The Michigan Institute for Computational Discovery and Engineering recently awarded funding to four research projects as part of its Catalyst Grants program. The program, launched in 2017, has funded a wide spectrum of cutting-edge research that combines science, engineering, mathematics and computer science.

“These four projects have the potential to catalyze and reorient the directions of their research fields by developing and harnessing powerful paradigms of computational science,” said MICDE Director Krishna Garikipati, professor of mechanical engineering, College of Engineering, and professor of mathematics, LSA.

“Our mission at MICDE is to advance computational science research by fostering collaboration across the university, and these projects embody that mission.”

MICDE awarded grants for the following projects:

Leveraging Generative Artificial Intelligence for the De Novo Design of Biomolecular Probes

Aaron Frank, assistant professor of biophysics and of chemistry, LSA, and his group will spearhead efficient strategies to rapidly develop treatments for emerging diseases — a need made more compelling by the COVID-19 pandemic.

Their approach combines generative artificial intelligence models and molecular docking to rapidly explore the space of chemical structures and generate target-specific virtual libraries for drug discovery.

Exploring Spatiotemporal Biofilm Development Through the Computational Looking Glass

Marisa Eisenberg, associate professor of epidemiology, School of Public Health, and associate professor of mathematics and of complex systems, LSA, and Alexander Rickard, associate professor of epidemiology, Public Health, and their groups will develop novel computational techniques to study biofilm architectures.

Biofilms are complex assemblages of microbial cells that form on almost any natural and man-made surface. They cause several debilitating diseases, and can even damage machinery and equipment, elevating the understanding of their behavior to a critical need.

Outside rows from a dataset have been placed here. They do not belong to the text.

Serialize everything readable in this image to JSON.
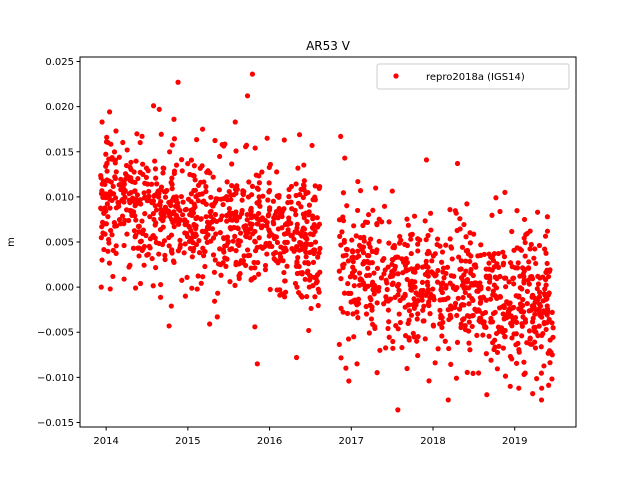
{
  "chart_data": {
    "type": "scatter",
    "title": "AR53 V",
    "xlabel": "",
    "ylabel": "m",
    "xlim": [
      2013.68,
      2019.75
    ],
    "ylim": [
      -0.0155,
      0.0255
    ],
    "xticks": [
      2014,
      2015,
      2016,
      2017,
      2018,
      2019
    ],
    "yticks": [
      -0.015,
      -0.01,
      -0.005,
      0.0,
      0.005,
      0.01,
      0.015,
      0.02,
      0.025
    ],
    "ytick_labels": [
      "−0.015",
      "−0.010",
      "−0.005",
      "0.000",
      "0.005",
      "0.010",
      "0.015",
      "0.020",
      "0.025"
    ],
    "legend": {
      "placement": "top-right",
      "entries": [
        "repro2018a (IGS14)"
      ]
    },
    "series": [
      {
        "name": "repro2018a (IGS14)",
        "color": "#ff0000",
        "x_range": [
          2013.93,
          2019.47
        ],
        "gap": [
          2016.62,
          2016.85
        ],
        "trend": {
          "start": 0.0098,
          "end": -0.0005
        },
        "scatter_sigma": 0.0038,
        "points": [
          [
            2013.95,
            0.0183
          ],
          [
            2013.94,
            0.0
          ],
          [
            2013.95,
            0.003
          ],
          [
            2014.05,
            -0.0002
          ],
          [
            2014.12,
            0.0173
          ],
          [
            2014.36,
            -0.0001
          ],
          [
            2014.42,
            0.0004
          ],
          [
            2014.58,
            0.0201
          ],
          [
            2014.65,
            0.0197
          ],
          [
            2014.77,
            -0.0043
          ],
          [
            2014.83,
            0.0186
          ],
          [
            2014.88,
            0.0227
          ],
          [
            2014.97,
            -0.001
          ],
          [
            2015.18,
            0.0175
          ],
          [
            2015.36,
            -0.0033
          ],
          [
            2015.42,
            0.0158
          ],
          [
            2015.58,
            0.0183
          ],
          [
            2015.73,
            0.0212
          ],
          [
            2015.79,
            0.0236
          ],
          [
            2015.85,
            -0.0085
          ],
          [
            2015.82,
            -0.0044
          ],
          [
            2015.97,
            0.0165
          ],
          [
            2016.18,
            0.0163
          ],
          [
            2016.33,
            -0.0078
          ],
          [
            2016.52,
            0.0157
          ],
          [
            2016.87,
            0.0167
          ],
          [
            2016.92,
            0.0143
          ],
          [
            2016.97,
            -0.0104
          ],
          [
            2017.03,
            -0.0055
          ],
          [
            2017.07,
            -0.0085
          ],
          [
            2017.08,
            0.0117
          ],
          [
            2017.35,
            -0.007
          ],
          [
            2017.57,
            -0.0136
          ],
          [
            2017.62,
            -0.0067
          ],
          [
            2017.92,
            0.0141
          ],
          [
            2018.15,
            -0.006
          ],
          [
            2018.3,
            0.0137
          ],
          [
            2018.71,
            -0.0081
          ],
          [
            2018.77,
            0.0099
          ],
          [
            2018.88,
            0.0105
          ],
          [
            2019.05,
            -0.0112
          ],
          [
            2019.12,
            0.0075
          ],
          [
            2019.22,
            -0.0118
          ],
          [
            2019.28,
            0.0083
          ],
          [
            2019.33,
            -0.0112
          ],
          [
            2019.4,
            0.0078
          ],
          [
            2019.46,
            -0.0075
          ],
          [
            2019.47,
            -0.0045
          ]
        ]
      }
    ]
  }
}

Uncovering the Origins of the Local Group of Galaxies with Tailored Initial Conditions

Oleg Gnedin, associate professor of astronomy, LSA, will develop novel techniques to tailor the mathematical initial conditions from which to simulate chosen regions of the universe. The resulting insights will help uncover the origins of our own galaxy, the Milky Way.

Accelerated Computation of Resolvent Modes for High-Dimensional Dynamic Systems

Aaron Towne, assistant professor of mechanical engineering, CoE, will advance the modeling of complex, turbulent flows and other large-scale systems in engineering science. His research will enable orders of magnitude of acceleration in the computation of extremely large-scale flows in a number of engineering systems.